Mimo iż Limassol jest drugim co do wielkości miastem na Cyprze, dość szybko rozwijającym się i sięgającym aż gór Trodos, kryje w sobie ciekawą, historyczną zabudowę, osadzoną w miejscach spokojnych, przytulnych i bardzo tamtejszych z natury. Można do tych mieszących się w ścisłym centrum perełek dotrzeć ambitnym spacerem plażą (dobrych kilka kilometrów w jedną stronę), albo autobusem (tylko pamiętajcie, że przystanki będą poustawiane po przeciwnej stronie, niż sugerowałby to polski umysł).
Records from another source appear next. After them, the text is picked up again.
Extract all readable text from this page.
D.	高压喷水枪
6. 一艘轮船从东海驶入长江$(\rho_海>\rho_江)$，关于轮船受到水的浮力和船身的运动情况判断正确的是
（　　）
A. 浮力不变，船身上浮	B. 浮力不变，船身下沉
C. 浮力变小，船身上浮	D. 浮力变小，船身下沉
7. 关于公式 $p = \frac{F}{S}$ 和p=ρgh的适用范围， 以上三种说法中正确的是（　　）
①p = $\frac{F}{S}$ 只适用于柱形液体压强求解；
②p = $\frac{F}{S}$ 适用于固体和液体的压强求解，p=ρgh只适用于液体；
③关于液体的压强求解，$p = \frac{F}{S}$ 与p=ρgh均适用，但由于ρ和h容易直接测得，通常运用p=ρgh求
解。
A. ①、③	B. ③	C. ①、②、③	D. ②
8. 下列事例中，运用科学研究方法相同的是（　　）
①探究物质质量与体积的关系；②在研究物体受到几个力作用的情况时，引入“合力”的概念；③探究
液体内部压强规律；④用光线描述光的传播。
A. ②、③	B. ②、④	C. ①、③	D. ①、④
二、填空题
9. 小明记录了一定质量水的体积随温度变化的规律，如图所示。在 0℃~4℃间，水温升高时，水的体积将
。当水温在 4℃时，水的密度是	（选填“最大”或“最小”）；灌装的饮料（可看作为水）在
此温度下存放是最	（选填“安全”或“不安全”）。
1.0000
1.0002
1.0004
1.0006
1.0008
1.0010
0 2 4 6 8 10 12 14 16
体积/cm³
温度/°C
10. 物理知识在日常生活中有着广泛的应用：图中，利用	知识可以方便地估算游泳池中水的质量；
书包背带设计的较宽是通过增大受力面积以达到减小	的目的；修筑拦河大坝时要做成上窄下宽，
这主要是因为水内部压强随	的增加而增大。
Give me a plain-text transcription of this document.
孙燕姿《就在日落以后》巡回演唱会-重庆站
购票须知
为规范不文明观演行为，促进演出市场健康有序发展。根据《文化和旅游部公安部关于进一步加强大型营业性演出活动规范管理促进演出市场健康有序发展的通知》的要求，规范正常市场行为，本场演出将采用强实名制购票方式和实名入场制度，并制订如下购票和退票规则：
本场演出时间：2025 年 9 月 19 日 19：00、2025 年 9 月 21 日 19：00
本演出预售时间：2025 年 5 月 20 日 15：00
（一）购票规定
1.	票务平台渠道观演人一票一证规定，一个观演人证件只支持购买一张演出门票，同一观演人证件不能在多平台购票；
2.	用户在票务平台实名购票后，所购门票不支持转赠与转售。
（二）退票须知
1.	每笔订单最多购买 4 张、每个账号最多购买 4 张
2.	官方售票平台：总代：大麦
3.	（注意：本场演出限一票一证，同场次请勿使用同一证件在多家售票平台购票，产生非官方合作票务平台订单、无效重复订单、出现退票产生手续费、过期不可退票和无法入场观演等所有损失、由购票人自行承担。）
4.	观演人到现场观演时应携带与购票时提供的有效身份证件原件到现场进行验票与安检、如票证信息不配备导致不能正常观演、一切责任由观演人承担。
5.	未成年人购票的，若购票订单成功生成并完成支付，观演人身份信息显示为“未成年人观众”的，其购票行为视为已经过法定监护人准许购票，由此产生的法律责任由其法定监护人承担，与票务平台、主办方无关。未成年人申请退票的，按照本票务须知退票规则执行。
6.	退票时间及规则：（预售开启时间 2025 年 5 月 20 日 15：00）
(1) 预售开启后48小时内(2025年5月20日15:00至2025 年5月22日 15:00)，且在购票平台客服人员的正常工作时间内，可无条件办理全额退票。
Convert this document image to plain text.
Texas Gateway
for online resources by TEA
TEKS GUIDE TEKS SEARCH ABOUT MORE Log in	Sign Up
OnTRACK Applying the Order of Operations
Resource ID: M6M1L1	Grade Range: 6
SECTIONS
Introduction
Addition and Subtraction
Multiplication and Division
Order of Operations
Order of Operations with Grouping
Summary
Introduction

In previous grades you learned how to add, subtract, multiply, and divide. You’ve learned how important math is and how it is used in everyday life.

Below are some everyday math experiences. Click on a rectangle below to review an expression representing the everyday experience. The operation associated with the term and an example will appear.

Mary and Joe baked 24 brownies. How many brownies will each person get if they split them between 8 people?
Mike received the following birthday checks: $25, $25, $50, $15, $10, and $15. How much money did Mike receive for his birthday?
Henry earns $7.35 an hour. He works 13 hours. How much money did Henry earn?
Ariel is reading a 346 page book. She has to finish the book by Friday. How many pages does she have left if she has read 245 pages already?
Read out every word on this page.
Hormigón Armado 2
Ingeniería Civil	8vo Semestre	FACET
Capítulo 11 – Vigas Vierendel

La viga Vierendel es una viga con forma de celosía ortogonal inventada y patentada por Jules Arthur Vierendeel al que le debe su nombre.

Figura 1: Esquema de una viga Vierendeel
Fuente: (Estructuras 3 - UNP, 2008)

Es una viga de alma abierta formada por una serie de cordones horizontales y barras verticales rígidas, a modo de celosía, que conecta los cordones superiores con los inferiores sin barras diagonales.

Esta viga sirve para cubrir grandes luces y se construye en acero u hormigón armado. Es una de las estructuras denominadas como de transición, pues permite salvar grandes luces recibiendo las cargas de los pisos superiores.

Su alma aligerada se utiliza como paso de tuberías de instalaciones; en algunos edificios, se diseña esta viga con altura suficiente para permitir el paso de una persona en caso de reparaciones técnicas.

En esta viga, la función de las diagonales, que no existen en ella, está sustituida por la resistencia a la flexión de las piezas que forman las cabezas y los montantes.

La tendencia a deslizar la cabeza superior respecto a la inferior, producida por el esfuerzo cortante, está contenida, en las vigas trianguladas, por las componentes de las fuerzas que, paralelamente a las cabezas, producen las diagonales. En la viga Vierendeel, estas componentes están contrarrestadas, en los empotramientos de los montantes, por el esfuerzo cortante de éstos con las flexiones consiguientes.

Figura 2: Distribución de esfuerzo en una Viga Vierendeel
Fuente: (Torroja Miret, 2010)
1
Kluczową budowlą ichniejszego śródmieścia jest średniowieczny zamek i jego wieża, gwarantująca zacny widok na okolicę. Prawdziwą przyjemność jednak sprawia niespieszne włóczenie się po labiryncie wąskich uliczek, wsadzanie nosa w gry planszowe wspartych na laskach emerytów, zbieranie porozsiewanych na chodnikach cytrusów i oglądanie rękodzieła – lokalnego, bądź tego Made in China. My upolowałyśmy oryginalne kawiarki, których do dzisiaj używamy w kuchni. Zresztą od dłuższego czasu jestem zdania, że jeśli już planujemy przytaszczyć ze sobą pamiątki z podróży, warto wybrać coś, co się później zje, wypije, albo co jest po prostu funkcjonalne (niestety za wczesnych lat dziecięcych wyznawałam nieco odmienną filozofię i przywoziłam rodzicom z wycieczek gustowne suveniry w stylu porcelanowe krowy na bujanych fotelach tudzież prawosławny krzyż (?) wykonany z imitującej złoto folii. Nierzadko zdarzało się, że te, wątpliwej jakości, prezenty, ginęły w niewyjaśnionych okolicznościach. Po kolejnych, bezskutecznych poszukiwaniach zrozumiałam, jakiego rodzaju czarna dziura je pochłania i zmieniłam taktykę).
Snując się między starymi budynkami można natrafić na designerski salon z gadżetami, mikro cmentarze, przedziwne murale, kościoły prawosławne, paskudne bloki z lat ’70, meczety. Taki nieprzyprawiający o mdłości miszmasz. Różne religie, różne pasje, różne poczucie estetyki. Oraz nieliczona ilość kawiarenek i mini restauracji, a także prowizorycznych sklepów serwujących m.in. mandarynki, których na ulicach jest tyle, co psich kup na polskich trawnikach. Jeśli udaje im się to sprzedawać – przybijam piątkę za przedsiębiorczość.
Wracając z “miastoznawczego” spaceru po Limassol warto zahaczyć o port, przy którym jest znana z przewodników promenada, skatepark, a jak zachodzi słońce, to można się nawet wzruszyć. Wieczorną drogę powrotną lepiej pokonać autobusem. Pozostała część miasta przypomina bowiem biedniejszą siostrę Las Vegas i poza nielicznymi wyjątkami za bardzo nie powala architekturą.
Podsumowując Limassol jest całkiem ciekawe, ale na maksymalnie jeden dzień. Pozostałe, naprawdę interesujące atrakcje, znajdują się kilka lub kilkadziesiąt kilometrów poza jego granicami. I z przyjemnością niebawem Wam o nich napiszę.